When I was little, I was afraid of fire. I had nightmares about being trapped in burning buildings. Pulse terrified me, even more so than It. I wasn’t scared of being burned- I had my share of encounters with a hot soldering iron or an overheated BJT. I was scared of fire’s power to consume everything I had and everyone I loved.
It seems oddly appropriate then that everyone these days has been calling me a pyro. Sure, I like candles, and I have far too much fun with that butane torch. I like campfires, but who doesn’t? I loved welding in high school metal shop.
Well, maybe I should admit to having some fascination with fire- because the Infernoptix Digital Pyrotechnic Matrix is one of the coolest things I’ve ever seen. It’s a single device that combines my latent pyromania with my love for unconventional display devices.
Their current design is a 12×7 matrix of valves which appear to be capable of producing fixed-size bursts of gas just behind a panel of pilot lights. They mention plans to extend the design to variable-size bursts and to include colored flame. This got me thinking about the scalability of pyrotechnic display devices.

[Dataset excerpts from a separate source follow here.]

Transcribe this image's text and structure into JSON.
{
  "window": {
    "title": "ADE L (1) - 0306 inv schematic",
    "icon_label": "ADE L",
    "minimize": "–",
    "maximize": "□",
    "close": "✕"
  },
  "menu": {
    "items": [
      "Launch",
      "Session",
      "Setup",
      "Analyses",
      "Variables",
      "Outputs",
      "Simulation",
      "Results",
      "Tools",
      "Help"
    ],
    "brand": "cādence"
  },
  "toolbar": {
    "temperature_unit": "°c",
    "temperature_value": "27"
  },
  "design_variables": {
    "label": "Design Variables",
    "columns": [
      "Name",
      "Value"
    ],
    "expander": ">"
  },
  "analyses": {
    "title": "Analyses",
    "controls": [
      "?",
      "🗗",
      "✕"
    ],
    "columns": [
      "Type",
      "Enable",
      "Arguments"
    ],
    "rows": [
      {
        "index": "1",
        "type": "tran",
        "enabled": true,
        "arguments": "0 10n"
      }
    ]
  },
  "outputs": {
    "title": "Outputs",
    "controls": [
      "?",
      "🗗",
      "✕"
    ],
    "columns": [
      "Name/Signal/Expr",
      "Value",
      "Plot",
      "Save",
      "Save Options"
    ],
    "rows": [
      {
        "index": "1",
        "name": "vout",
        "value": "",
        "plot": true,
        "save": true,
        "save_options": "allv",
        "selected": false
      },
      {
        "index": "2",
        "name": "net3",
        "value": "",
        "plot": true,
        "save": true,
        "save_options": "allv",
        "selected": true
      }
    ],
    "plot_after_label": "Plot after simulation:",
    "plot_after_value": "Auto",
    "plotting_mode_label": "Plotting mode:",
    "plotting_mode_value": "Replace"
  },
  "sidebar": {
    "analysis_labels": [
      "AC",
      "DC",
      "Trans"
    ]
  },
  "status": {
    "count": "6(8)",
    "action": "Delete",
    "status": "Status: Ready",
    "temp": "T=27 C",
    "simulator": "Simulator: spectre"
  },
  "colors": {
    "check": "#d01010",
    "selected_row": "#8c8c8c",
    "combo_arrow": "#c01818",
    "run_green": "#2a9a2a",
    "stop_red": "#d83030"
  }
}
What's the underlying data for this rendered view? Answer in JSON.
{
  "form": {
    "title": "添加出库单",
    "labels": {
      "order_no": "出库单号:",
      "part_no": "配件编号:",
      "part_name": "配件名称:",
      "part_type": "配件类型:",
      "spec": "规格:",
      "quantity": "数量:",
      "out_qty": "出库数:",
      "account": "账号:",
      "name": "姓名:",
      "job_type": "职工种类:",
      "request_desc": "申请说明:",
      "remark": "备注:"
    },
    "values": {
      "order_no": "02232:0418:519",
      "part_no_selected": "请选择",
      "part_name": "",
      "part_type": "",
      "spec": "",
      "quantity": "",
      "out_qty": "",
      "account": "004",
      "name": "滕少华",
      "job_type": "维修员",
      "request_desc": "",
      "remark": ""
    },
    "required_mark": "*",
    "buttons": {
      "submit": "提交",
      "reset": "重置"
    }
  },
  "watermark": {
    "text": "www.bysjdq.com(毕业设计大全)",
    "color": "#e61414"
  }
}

The problem is really the valve-per-pixel nature of the design. Just like how early active-matrix displays were limited by the expense of including a transistor per pixel, these displays must include an expensive valve and nozzle for every single pixel. The display could be made much more economical if some method of multiplexing were employed. This could be mechanical multiplexing, chemical, etc.
My fascination with mechanically scanned displays has suggested an interesting design- picture a thin disc, spinning at a constant high speed. The rim of this disc has a small number of nozzles, perhaps only one or two. Concentric with this disc is a larger disc with pilot lights pointing inward. The nozzles on the rotating inner disc are controlled by very high-speed valves. A fan below the whole assembly provides a relatively constant flow of air upwards. This produces a cylindrical display in which a single high-speed gas nozzle traces a helical pattern across the display’s surface. The high-speed disc provides angular multiplexing while the vertical motion of air provides a continuously scrolling display surface.